Esse pronunciamento ocorreu após uma sequência de intensos bombardeios que elevaram a região ao limiar de um conflito aberto. A escalada dos ataques foi desencadeada por uma nova ofensiva do Comando Central dos EUA (CENTCOM) no sábado (11), com ordens diretas de Donald Trump.
As forças dos EUA utilizaram uma combinação de caças, drones e embarcações para atacar 140 alvos militares no Irã, incluindo locais de lançamento de mísseis e centros de vigilância. Com essa ação, os Estados Unidos completaram sua terceira ofensiva em uma semana, totalizando mais de 300 alvos atingidos.
A justificativa para os ataques americanos foi dada como uma resposta necessária ao ataque iraniano contra o navio comercial GFS Galaxy, que deixou um tripulante desaparecido e causou incêndio na embarcação no Estreito de Ormuz. Em resposta, a Guarda Revolucionária do Irã (IRGC) lançou uma série de mísseis balísticos e drones em diversas instalações militares dos EUA na Ásia Ocidental.
Os alvos confirmados da retaliação iraniana incluem centros de suporte logístico em Omã, que foram atingidos no Porto de Duqm, além de instalações na Base Aérea de Al Udeid, no Catar, que sofreram danos significativos.
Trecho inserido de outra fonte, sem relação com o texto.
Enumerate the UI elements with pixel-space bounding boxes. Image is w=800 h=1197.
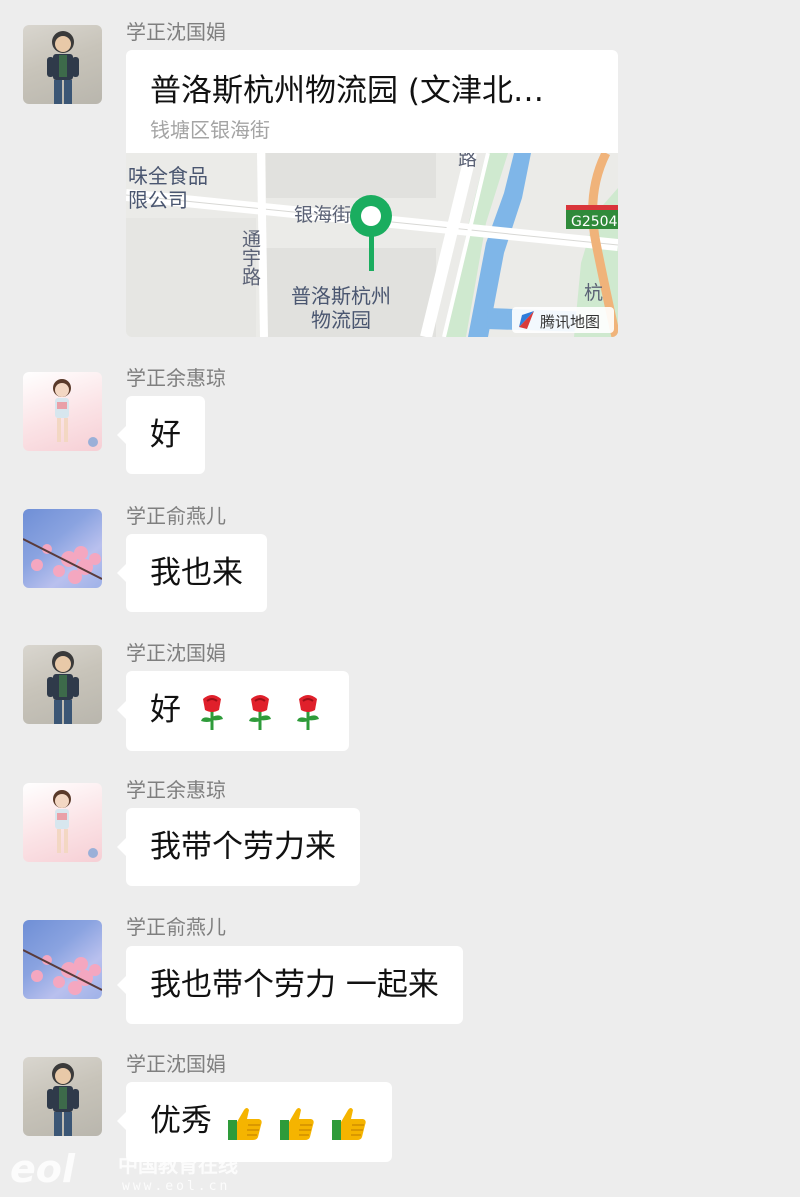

A Base Aérea Prince Hassan, na Jordânia, também foi alvo da primeira fase dessa resposta. Além disso, sistemas de defesa e depósitos de munição em Kuwait e Bahrein foram atacados por drones autodestrutivos do Exército iraniano.
A situação continua delicada, com a possibilidade de um bloqueio no Estreito de Ormuz e o fim de um cessar-fogo que já se encontrava em risco. As hostilidades entre Irã e EUA se intensificaram, com ambos os lados demonstrando prontidão para continuar a luta.